The brick mortuary was as cold as they’d expected but at least Mike’s office had working radiators. They sat on them gratefully until Craig had thawed out enough to speak.

“Diana Bwye. What did you find?”

Mike handed out hot drinks with a solemn look on his face.

“She had the ligature marks you saw around her neck, and two wounds, both gunshots. The first was to her left thigh, nasty and vascular; it explains the amount of blood we found in Bwye’s study. But that wasn’t her cause of death. What killed her was a second shot to the chest; straight through the heart. It’s hard to be accurate on time but I’d say that they were separated by less than half an hour. Both bullets were from the same weapon, a point 22 rifle.”

Andy was confused. “So what was the point of the ligature?”

Mike shrugged. “God only knows. She wasn’t strangled; whoever did it didn’t even break the hyoid bone. If I was being cynical I’d say they left the mark to throw us off track.”

Craig returned to the gunshots. “Were the wounds caused by Bwye’s weapon?”

“Probably. But until we get the gun we won’t know for sure.
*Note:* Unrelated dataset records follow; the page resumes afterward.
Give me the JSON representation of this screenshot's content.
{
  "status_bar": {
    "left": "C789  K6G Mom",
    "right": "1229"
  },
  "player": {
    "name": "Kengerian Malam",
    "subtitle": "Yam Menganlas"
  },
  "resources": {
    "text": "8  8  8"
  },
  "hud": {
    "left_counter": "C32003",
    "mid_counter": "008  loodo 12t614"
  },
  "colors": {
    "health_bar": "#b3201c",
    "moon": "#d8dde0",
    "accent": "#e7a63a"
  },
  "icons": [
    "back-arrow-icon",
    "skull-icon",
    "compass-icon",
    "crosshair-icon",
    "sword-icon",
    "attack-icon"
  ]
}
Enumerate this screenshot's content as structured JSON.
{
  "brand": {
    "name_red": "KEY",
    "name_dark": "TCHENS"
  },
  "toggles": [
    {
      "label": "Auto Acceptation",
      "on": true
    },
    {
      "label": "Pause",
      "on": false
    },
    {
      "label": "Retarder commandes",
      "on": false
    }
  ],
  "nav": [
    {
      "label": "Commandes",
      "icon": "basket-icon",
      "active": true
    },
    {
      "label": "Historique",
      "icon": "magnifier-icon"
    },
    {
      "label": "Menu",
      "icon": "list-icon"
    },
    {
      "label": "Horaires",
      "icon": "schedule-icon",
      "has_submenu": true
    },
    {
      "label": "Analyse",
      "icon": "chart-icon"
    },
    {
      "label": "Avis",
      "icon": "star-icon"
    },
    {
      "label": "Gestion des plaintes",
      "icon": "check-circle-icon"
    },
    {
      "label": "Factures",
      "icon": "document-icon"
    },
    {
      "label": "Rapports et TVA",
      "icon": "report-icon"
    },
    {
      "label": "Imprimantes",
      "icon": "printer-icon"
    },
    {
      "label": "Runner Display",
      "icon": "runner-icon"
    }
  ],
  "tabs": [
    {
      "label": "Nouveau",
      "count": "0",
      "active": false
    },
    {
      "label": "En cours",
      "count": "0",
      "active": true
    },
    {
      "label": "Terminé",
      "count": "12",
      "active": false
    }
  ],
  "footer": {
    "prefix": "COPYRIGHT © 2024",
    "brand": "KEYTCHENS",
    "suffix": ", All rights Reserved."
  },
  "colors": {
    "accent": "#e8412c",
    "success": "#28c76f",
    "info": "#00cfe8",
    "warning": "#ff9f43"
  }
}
I’ve sent the bullets to Des.”

Craig sipped his coffee, feeling the sensation return to his hands.

“So she was dead before she entered the water.”

“Definitely. There was no water in her lungs and no sign that she’d struggled to get free of the sack. There would have been plastic under her fingernails. In fact I don’t think she struggled at all. We would have found skin or blood under her nails if she’d fought her attacker, but there was nothing.”

Andy nodded. “If Bwye had battered her for years she might have given up fighting.”

Mike’s face saddened. “I’ve seen it happen before.”

“If she knew her attacker that might’ve made her less likely to run as well, hey.”

Craig’s voice was dull. “We could speculate forever. When we find them we’ll know. Anything else on her, Mike?”

“No. Just an ignominious end for a nice woman. Thank God she was dead before she hit the water; her husband’s fate was even worse.”

Craig glanced up from his drink. “How much worse?”

“A lot.”

“You got him out of the concrete?”

The pathologist nodded. “We scanned it at the hospital first so that we didn’t damage evidence, then we used ultrasound to shatter the shell at two points. Forensics are working on the pieces now but Des says it’s a concrete found in every DIY store.” He gave a brief smile. “Bright side. The body’s intact.”